Terrasyllable Introspectionist Gelded: ungraciously nescient fennel feels nagging remorse

entangledbank writes in a frustrated mood that (s)he can't rely on websearches to check for scanning errors in the public-domain Webster 1913 dictionary, because "[t]here are now two thousand indistinguishable porn sites all having massive imports of random dictionary words, for some spider-attracting or filter-avoiding purpose. This means any obscure word whatsoever, even the scanning errors, is now largely unsearchable..."

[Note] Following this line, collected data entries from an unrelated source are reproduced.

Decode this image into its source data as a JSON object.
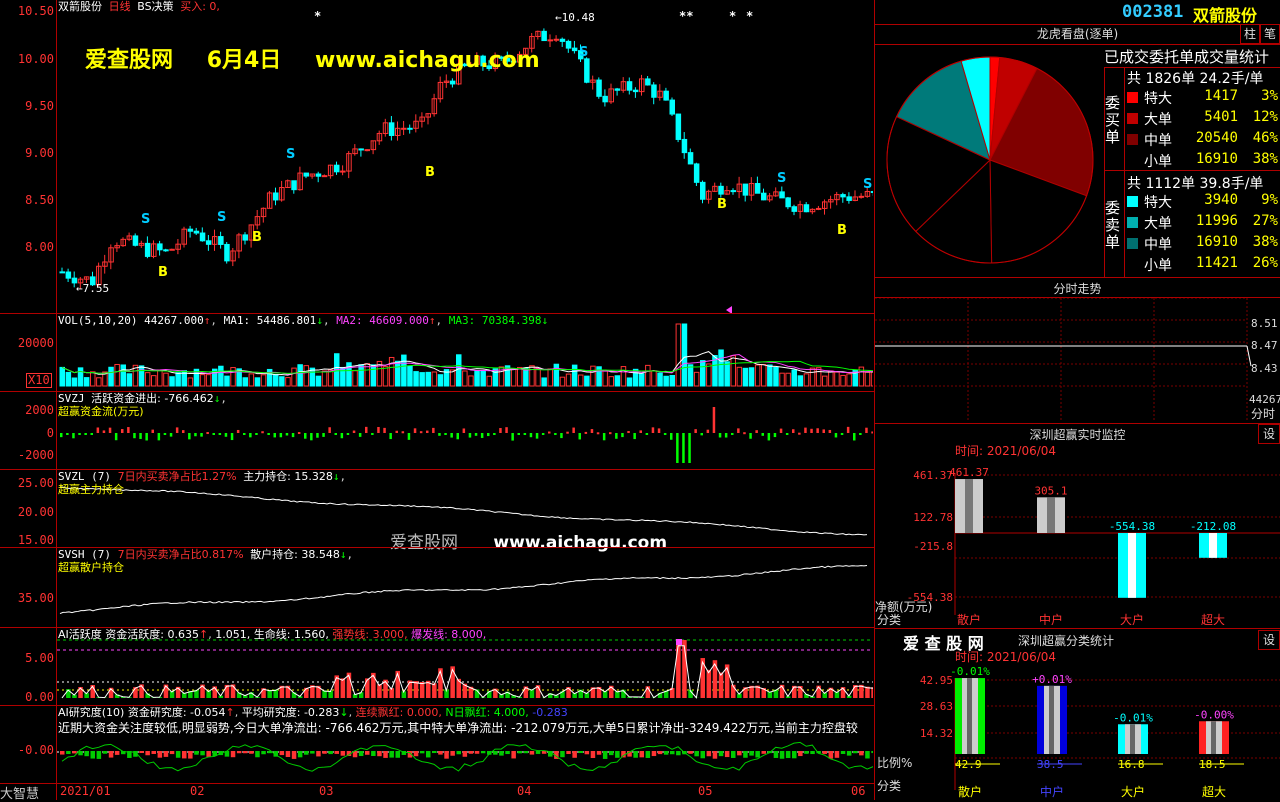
{
  "kline": {
    "title_stock": "双箭股份",
    "title_period": "日线",
    "title_strategy": "BS决策",
    "title_buy": "买入: 0,",
    "yaxis": [
      "10.50",
      "10.00",
      "9.50",
      "9.00",
      "8.50",
      "8.00"
    ],
    "high_label": "10.48",
    "low_label": "7.55",
    "watermark_site": "爱查股网",
    "watermark_date": "6月4日",
    "watermark_url": "www.aichagu.com",
    "star_marks": [
      "*",
      "**",
      "*",
      "*"
    ],
    "b_label": "B",
    "s_label": "S"
  },
  "vol": {
    "label": "VOL(5,10,20)",
    "value": "44267.000",
    "ma1": "MA1: 54486.801",
    "ma2": "MA2: 46609.000",
    "ma3": "MA3: 70384.398",
    "yaxis": "20000",
    "unit": "X10"
  },
  "svzj": {
    "label": "SVZJ",
    "title": "活跃资金进出: -766.462",
    "subtitle": "超赢资金流(万元)",
    "yaxis": [
      "2000",
      "0",
      "-2000"
    ]
  },
  "svzl": {
    "label": "SVZL (7)",
    "ratio": "7日内买卖净占比1.27%",
    "hold": "主力持仓: 15.328",
    "subtitle": "超赢主力持仓",
    "yaxis": [
      "25.00",
      "20.00",
      "15.00"
    ],
    "watermark1": "爱查股网",
    "watermark2": "www.aichagu.com"
  },
  "svsh": {
    "label": "SVSH (7)",
    "ratio": "7日内买卖净占比0.817%",
    "hold": "散户持仓: 38.548",
    "subtitle": "超赢散户持仓",
    "yaxis": [
      "35.00"
    ]
  },
  "ai_active": {
    "label": "AI活跃度",
    "v1": "资金活跃度: 0.635",
    "v2": "1.051,",
    "v3": "生命线: 1.560,",
    "v4": "强势线: 3.000,",
    "v5": "爆发线: 8.000,",
    "yaxis": [
      "5.00",
      "0.00"
    ]
  },
  "ai_research": {
    "label": "AI研究度(10)",
    "v1": "资金研究度: -0.054",
    "v2": "平均研究度: -0.283",
    "v3": "连续飘红: 0.000,",
    "v4": "N日飘红: 4.000,",
    "v5": "-0.283",
    "comment": "近期大资金关注度较低,明显弱势,今日大单净流出: -766.462万元,其中特大单净流出: -212.079万元,大单5日累计净出-3249.422万元,当前主力控盘较",
    "yaxis": "-0.00",
    "corner": "大智慧"
  },
  "dates": [
    "2021/01",
    "02",
    "03",
    "04",
    "05",
    "06"
  ],
  "right": {
    "code": "002381",
    "name": "双箭股份",
    "btn1": "柱",
    "btn2": "笔",
    "longhu_title": "龙虎看盘(逐单)",
    "stat_title": "已成交委托单成交量统计",
    "buy_side": "委买单",
    "sell_side": "委卖单",
    "buy_total": "共 1826单 24.2手/单",
    "sell_total": "共 1112单 39.8手/单",
    "buy_rows": [
      {
        "name": "特大",
        "count": "1417",
        "pct": "3%",
        "color": "#ff0000"
      },
      {
        "name": "大单",
        "count": "5401",
        "pct": "12%",
        "color": "#c00000"
      },
      {
        "name": "中单",
        "count": "20540",
        "pct": "46%",
        "color": "#800000"
      },
      {
        "name": "小单",
        "count": "16910",
        "pct": "38%",
        "color": "#000000"
      }
    ],
    "sell_rows": [
      {
        "name": "特大",
        "count": "3940",
        "pct": "9%",
        "color": "#00ffff"
      },
      {
        "name": "大单",
        "count": "11996",
        "pct": "27%",
        "color": "#00b0b0"
      },
      {
        "name": "中单",
        "count": "16910",
        "pct": "38%",
        "color": "#007070"
      },
      {
        "name": "小单",
        "count": "11421",
        "pct": "26%",
        "color": "#000000"
      }
    ],
    "fenshi_title": "分时走势",
    "fenshi_y": [
      "8.51",
      "8.47",
      "8.43"
    ],
    "fenshi_vol": "44267",
    "fenshi_label": "分时",
    "monitor_title": "深圳超赢实时监控",
    "monitor_btn": "设",
    "monitor_time": "时间: 2021/06/04",
    "monitor_y": [
      "461.37",
      "122.78",
      "-215.8",
      "-554.38"
    ],
    "monitor_unit": "净额(万元)",
    "monitor_cat": "分类",
    "monitor_vals": [
      "461.37",
      "305.1",
      "-554.38",
      "-212.08"
    ],
    "categories": [
      "散户",
      "中户",
      "大户",
      "超大"
    ],
    "stat_logo": "爱 查 股 网",
    "stat_title2": "深圳超赢分类统计",
    "stat_btn": "设",
    "stat_time": "时间: 2021/06/04",
    "stat_y": [
      "42.95",
      "28.63",
      "14.32"
    ],
    "stat_unit": "比例%",
    "stat_cat": "分类",
    "stat_top": [
      "-0.01%",
      "+0.01%",
      "-0.01%",
      "-0.00%"
    ],
    "stat_bottom": [
      "42.9",
      "38.5",
      "16.8",
      "18.5"
    ]
  }
}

This is not just an issue for checking word lists. It's a real problem for otherwise wonderful google-sampling techniques in empirical studies of syntactic variation, as discussed in this post, in which 65% of one crucial sample turned out to be porn- or gambling-site pseudotext. In principle, one can easily create a statistical classifier to distinguish such sites from "real ones", as you can see by looking at the examples in EB's post and mine. But this is just one stage in an on-going arms race between the web indexers and the internet demimonde (the demiweb?), and so the whole thing will have to be redone again and again. As things stand, there is no real alternative to human inspection of the samples, at least on sampled basis.

This particular tale has a twist. My post on the perils of googlesampling ended with a challenge: "I'm waiting for someone to point out to me that [an apparently novel construction] was used by Winston Churchill, Jane Austen, William Shakespeare and even the author of Beowulf."

Geoff Pullum looked around on his bedroom bookshelf (or perhaps it might have been his laptop's hard drive), and found an 18th century example in Fanny Hill. Advantage: Pullum.

Posted by Mark Liberman at April 12, 2004 06:54 PM